Speaking from Frankfurt, where he had just launched the start-up Small Demons at a conference called Tools of Change, Valla Vakili was trying to remember the exact wording of a quotation by Jorge Luis Borges. It was from the short story "Tlön, Uqbar, Orbis Tertius," first published just over sixty years ago: "The history of the universe, which contains the history of our lives and the most tenuous details of them, is the handwriting produced by a minor god in order to communicate with a demon."
"I read that as meaning, 'The history of the universe is all of the stories that have been told," Vakili says. Minor gods construct the words, and the demon is "the thing that drives you to create, and also the thing that connects the writer to the reader." With that in mind, he settled on "Small Demons" as a suitable name for his company, which he hopes will serve as a "discovery platform" for readers to connect with the people, places, and things that are written into stories.
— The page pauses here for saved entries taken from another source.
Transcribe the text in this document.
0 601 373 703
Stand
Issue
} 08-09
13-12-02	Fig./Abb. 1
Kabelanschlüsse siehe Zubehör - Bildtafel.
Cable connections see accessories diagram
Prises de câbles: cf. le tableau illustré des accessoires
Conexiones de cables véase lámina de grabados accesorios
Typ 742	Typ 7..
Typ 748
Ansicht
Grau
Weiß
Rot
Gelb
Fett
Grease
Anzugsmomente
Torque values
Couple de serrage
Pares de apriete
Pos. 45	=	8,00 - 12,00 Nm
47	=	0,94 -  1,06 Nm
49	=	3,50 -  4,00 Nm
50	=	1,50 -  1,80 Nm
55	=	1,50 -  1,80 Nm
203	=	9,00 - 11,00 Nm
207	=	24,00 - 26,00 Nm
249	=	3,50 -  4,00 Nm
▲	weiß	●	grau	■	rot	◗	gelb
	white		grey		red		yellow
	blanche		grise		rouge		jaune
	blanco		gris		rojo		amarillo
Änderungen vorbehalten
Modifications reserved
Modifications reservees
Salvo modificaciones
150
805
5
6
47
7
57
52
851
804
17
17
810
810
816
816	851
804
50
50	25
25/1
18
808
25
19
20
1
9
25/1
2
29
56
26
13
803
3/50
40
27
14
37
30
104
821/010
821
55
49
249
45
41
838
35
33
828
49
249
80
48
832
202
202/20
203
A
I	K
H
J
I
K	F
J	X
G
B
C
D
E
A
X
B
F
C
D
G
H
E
The beta launch of the site has a database of a couple hundred books. With about $2.25 million in funding and eleven full-time employees, the company scours each novel--Vakili says they'll focus on fiction and narrative non-fiction--for proper names and other significant items (whiskey, for example, holds an important place in the whodunit canon). Each object fits into a network of literary references, available for free on the Small Demons site (and possibly for a fee in future apps). At the top of the homepage, you can access major categories: Books, People, Places, Things--the last being perhaps the niftiest if you're the breed of nerd interested in which items get the most literary attention (within this finite database of books, at least). The top three are: Coca-Cola, Mercedes-Benz, and The New York Times. Vaikili says they are still figuring out which allusions to keep track of, but that user contributions will continue to grow the site's catalogue.